Révolution = par-delà « droite » et « gauche » (05/01/2012)
Orwell avait raison... Voilà l'ennemi.
Paul Jorion a encore vu le loup, mais sans le reconnaître (lisez bien sa dernière phrase) :
« Vous écrivez, dans "La guerre civile numérique" (Editions Textuel, 2011), que nous sommes dans une "situation prérévolutionnaire". N’est-ce pas exagéré ?
Non, le parallèle peut être fait avec 1788 : tout le monde a bien analysé la situation, mais la classe dirigeante reste "assise sur ses mains", comme on dit en anglais, elle espère que les choses vont s’arranger d’elles-mêmes. C’est criminel.
Vous pensez donc que les gens vont se révolter ?
Oui… Les mouvements d’indignés sont des protestations qui restent assez domestiquées. Dans certains pays, les gens réagissent en fonction de leur degré de souffrance : ils manifestent un peu quand ils souffrent un peu, et davantage s’ils souffrent plus... Mais en France, on n’a pas cette tradition. On encaisse jusqu’à un certain seuil, et puis ça explose.
Et vous pensez que nous y sommes ?
Oui, on arrive à un seuil. Cela se manifeste de manière indirecte, dans le nombre de gens qui se disent prêts à voter pour le Front national. Je discutais l’autre jour avec un chauffeur de taxi : il m’a fait une analyse de la situation qu’on dirait d’extrême gauche, et à la fin il m’a expliqué qu’il allait voter pour Marine Le Pen… Cela n’avait pas de sens au niveau politique, mais c’était sa manière à lui d’exprimer son indignation. »
« Pas de sens au niveau politique » ! Les bras m'en tombent, devant pareil aveuglement.
Pourtant, l'argumentaire pour démolir, idéologiquement, tant la « droite » que la « gauche », on le trouve, par exemple, dans les bouquins de Michéa.
Cet argumentaire revient à dénoncer, chez les uns et les autres, les mêmes aberrations fondées sur les mythes du progrès et de la croissance, et le même désintérêt pour le peuple au nom de principes uniformément libéraux, au plan philosophique, bien que d'apparences différentes.
C'est cela qui étonne Jorion, désarçonné par ce qu'il appelle une « analyse qu'on dirait d'extrême gauche » chez son chauffeur de taxi prêt à voter MLP.
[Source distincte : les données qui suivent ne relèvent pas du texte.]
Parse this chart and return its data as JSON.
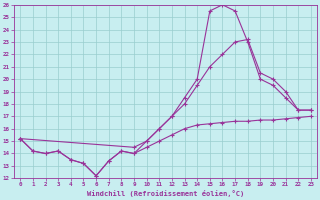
{
  "bg_color": "#c8eef0",
  "grid_color": "#9acece",
  "line_color": "#993399",
  "xlabel": "Windchill (Refroidissement éolien,°C)",
  "xlim_min": -0.5,
  "xlim_max": 23.5,
  "ylim_min": 12,
  "ylim_max": 26,
  "xticks": [
    0,
    1,
    2,
    3,
    4,
    5,
    6,
    7,
    8,
    9,
    10,
    11,
    12,
    13,
    14,
    15,
    16,
    17,
    18,
    19,
    20,
    21,
    22,
    23
  ],
  "yticks": [
    12,
    13,
    14,
    15,
    16,
    17,
    18,
    19,
    20,
    21,
    22,
    23,
    24,
    25,
    26
  ],
  "line1_x": [
    0,
    1,
    2,
    3,
    4,
    5,
    6,
    7,
    8,
    9,
    10,
    11,
    12,
    13,
    14,
    15,
    16,
    17,
    18,
    19,
    20,
    21,
    22,
    23
  ],
  "line1_y": [
    15.2,
    14.2,
    14.0,
    14.2,
    13.5,
    13.2,
    12.2,
    13.4,
    14.2,
    14.0,
    14.5,
    15.0,
    15.5,
    16.0,
    16.3,
    16.4,
    16.5,
    16.6,
    16.6,
    16.7,
    16.7,
    16.8,
    16.9,
    17.0
  ],
  "line2_x": [
    0,
    1,
    2,
    3,
    4,
    5,
    6,
    7,
    8,
    9,
    10,
    11,
    12,
    13,
    14,
    15,
    16,
    17,
    18,
    19,
    20,
    21,
    22,
    23
  ],
  "line2_y": [
    15.2,
    14.2,
    14.0,
    14.2,
    13.5,
    13.2,
    12.2,
    13.4,
    14.2,
    14.0,
    15.0,
    16.0,
    17.0,
    18.5,
    20.0,
    25.5,
    26.0,
    25.5,
    23.0,
    20.0,
    19.5,
    18.5,
    17.5,
    17.5
  ],
  "line3_x": [
    0,
    9,
    10,
    11,
    12,
    13,
    14,
    15,
    16,
    17,
    18,
    19,
    20,
    21,
    22,
    23
  ],
  "line3_y": [
    15.2,
    14.5,
    15.0,
    16.0,
    17.0,
    18.0,
    19.5,
    21.0,
    22.0,
    23.0,
    23.2,
    20.5,
    20.0,
    19.0,
    17.5,
    17.5
  ]
}
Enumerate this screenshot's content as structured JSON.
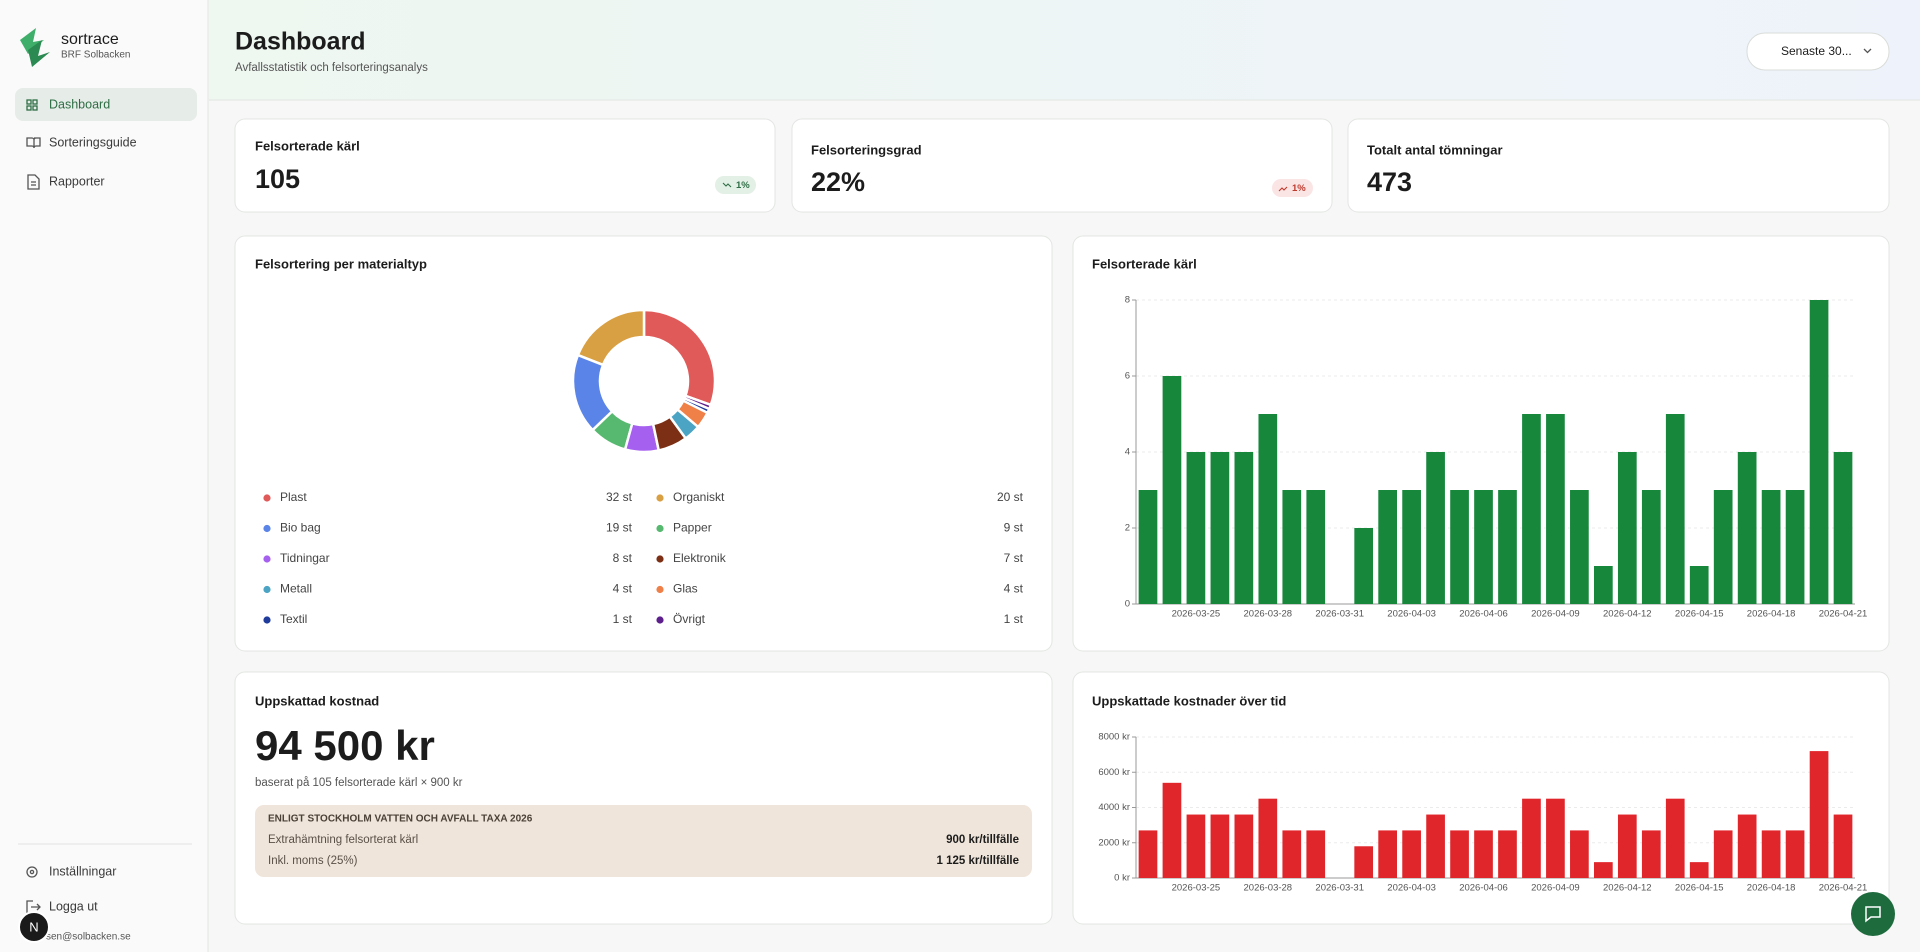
{
  "sidebar": {
    "brand": "sortrace",
    "org": "BRF Solbacken",
    "nav": [
      "Dashboard",
      "Sorteringsguide",
      "Rapporter"
    ],
    "footer": [
      "Inställningar",
      "Logga ut"
    ],
    "email": "sen@solbacken.se",
    "avatar": "N"
  },
  "header": {
    "title": "Dashboard",
    "subtitle": "Avfallsstatistik och felsorteringsanalys",
    "period": "Senaste 30..."
  },
  "kpis": [
    {
      "label": "Felsorterade kärl",
      "value": "105",
      "change": "1%"
    },
    {
      "label": "Felsorteringsgrad",
      "value": "22%",
      "change": "1%"
    },
    {
      "label": "Totalt antal tömningar",
      "value": "473"
    }
  ],
  "material_chart": {
    "type": "pie",
    "title": "Felsortering per materialtyp",
    "categories": [
      "Plast",
      "Organiskt",
      "Bio bag",
      "Papper",
      "Tidningar",
      "Elektronik",
      "Metall",
      "Glas",
      "Textil",
      "Övrigt"
    ],
    "values": [
      32,
      20,
      19,
      9,
      8,
      7,
      4,
      4,
      1,
      1
    ],
    "value_labels": [
      "32 st",
      "20 st",
      "19 st",
      "9 st",
      "8 st",
      "7 st",
      "4 st",
      "4 st",
      "1 st",
      "1 st"
    ],
    "colors": [
      "#e05a5a",
      "#d9a043",
      "#5b84e8",
      "#56b96f",
      "#a660ef",
      "#7c2f14",
      "#4ba4c4",
      "#ee8048",
      "#1f3c9c",
      "#5c1f8c"
    ]
  },
  "count_chart": {
    "type": "bar",
    "title": "Felsorterade kärl",
    "categories": [
      null,
      null,
      "2026-03-25",
      null,
      null,
      "2026-03-28",
      null,
      null,
      "2026-03-31",
      null,
      null,
      "2026-04-03",
      null,
      null,
      "2026-04-06",
      null,
      null,
      "2026-04-09",
      null,
      null,
      "2026-04-12",
      null,
      null,
      "2026-04-15",
      null,
      null,
      "2026-04-18",
      null,
      null,
      "2026-04-21"
    ],
    "values": [
      3,
      6,
      4,
      4,
      4,
      5,
      3,
      3,
      0,
      2,
      3,
      3,
      4,
      3,
      3,
      3,
      5,
      5,
      3,
      1,
      4,
      3,
      5,
      1,
      3,
      4,
      3,
      3,
      8,
      4
    ],
    "color": "#17873c",
    "ylim": [
      0,
      8
    ],
    "yticks": [
      0,
      2,
      4,
      6,
      8
    ],
    "grid": true
  },
  "cost": {
    "title": "Uppskattad kostnad",
    "amount": "94 500 kr",
    "basis": "baserat på 105 felsorterade kärl × 900 kr",
    "tariff": {
      "heading": "ENLIGT STOCKHOLM VATTEN OCH AVFALL TAXA 2026",
      "rows": [
        [
          "Extrahämtning felsorterat kärl",
          "900 kr/tillfälle"
        ],
        [
          "Inkl. moms (25%)",
          "1 125 kr/tillfälle"
        ]
      ]
    }
  },
  "cost_chart": {
    "type": "bar",
    "title": "Uppskattade kostnader över tid",
    "categories": [
      null,
      null,
      "2026-03-25",
      null,
      null,
      "2026-03-28",
      null,
      null,
      "2026-03-31",
      null,
      null,
      "2026-04-03",
      null,
      null,
      "2026-04-06",
      null,
      null,
      "2026-04-09",
      null,
      null,
      "2026-04-12",
      null,
      null,
      "2026-04-15",
      null,
      null,
      "2026-04-18",
      null,
      null,
      "2026-04-21"
    ],
    "values": [
      2700,
      5400,
      3600,
      3600,
      3600,
      4500,
      2700,
      2700,
      0,
      1800,
      2700,
      2700,
      3600,
      2700,
      2700,
      2700,
      4500,
      4500,
      2700,
      900,
      3600,
      2700,
      4500,
      900,
      2700,
      3600,
      2700,
      2700,
      7200,
      3600
    ],
    "color": "#e0262b",
    "ylim": [
      0,
      8000
    ],
    "yticks": [
      {
        "value": 0,
        "label": "0 kr"
      },
      {
        "value": 2000,
        "label": "2000 kr"
      },
      {
        "value": 4000,
        "label": "4000 kr"
      },
      {
        "value": 6000,
        "label": "6000 kr"
      },
      {
        "value": 8000,
        "label": "8000 kr"
      }
    ],
    "grid": true
  }
}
Manifestement, il n'a pas compris que la reprise, par MLP, de la question sociale peu à peu abandonnée par la « gauche », depuis bien longtemps (à partir de l'affaire Dreyfus), est en réalité, politiquement, la clé de la réunification du peuple français par-delà un faux clivage, par-delà une fausse alternance qui l'ont enfermé dans une prison électorale binaire, paravent d'une dictature des riches.
Mais pour autant, MLP et le FN représentent-ils réellement une alternative révolutionnaire ?
Non, bien sûr, sauf aux yeux de quelqu'un comme Jorion, intellectuel bourgeois largement conformiste, pour qui un simple changement discursif de l'offre électorale et le choix d'un bulletin de vote sont manifestement synonymes, en eux-mêmes, de révolte, de franchissement de seuil révolutionnaire.
Le fait que les lignes bougent au plan de l'analyse des faits, et que la grille de lecture et surtout, le catalogue de vente de certains politiciens plus ou moins sincères commencent à s'adapter aux désirs profonds du peuple français, est certes une bonne chose.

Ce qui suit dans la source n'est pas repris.